Today, IMEC unveils the second generation of its ADRES processor architecture (architecture for dynamically reconfigurable embedded systems). ADRES now supports multithreading, and has doubled its performance and energy efficiency compared to the first ADRES generation. This positions ADRES as a building block for future 4G devices. ADRES can be licensed from IMEC and is targeted at chip manufacturers. Companies interested in further developing this technology are welcome to join in IMEC's collaborative research.

ADRES is a processor architecture designed for wireless and multimedia processing in single- and multiprocessor systems. ADRES processors are suited for future mobile terminals, such as software-defined radios. They combine state-of-the-art power efficiency, excellent performance, and flexibility. Through an XML template, designers can create the ADRES processor instance that is best suited for their applications. Applications for an ADRES processor can be completely programmed in a high-level programming language (C) and compiled with IMEC's DRESC compiler. This is of key importance for a short time-to-market.

Liesbet Van der Perre, program director wireless communication in IMEC: "The current architecture is designed to support 600Mbps 802.11.n on two cores with a total power use of 220mW, using 40nm technology. Compared to the first generation ADRES, this is a doubling of both performance and energy efficiency. In addition, beginning of 2010, ADRES will be extended with wide SIMD. This will improve the energy efficiency with another 30%. As a proof of concept, we've successfully mapped a 40MHz WLAN MIMO receiver on an instance of the new ADRES".

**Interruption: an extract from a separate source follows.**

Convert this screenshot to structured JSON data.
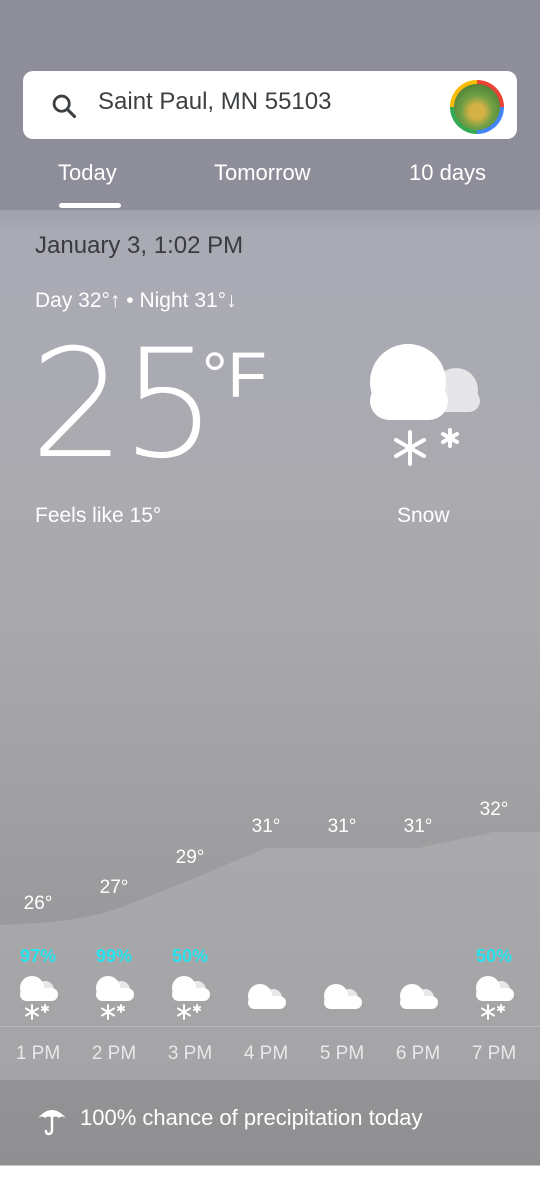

IMEC's second generation ADRES is a stepping stone for its research into a baseband processor that will support the full 4G requirements. These include wireless connectivity up to gigbits/s, runtime resource management, support for 4x4 MIMO, and support for the latest versions of the WiFi and LTE standards. Liesbet Van der Perre: "We expect to have a first instantiation of this processor ready in the course of 2010".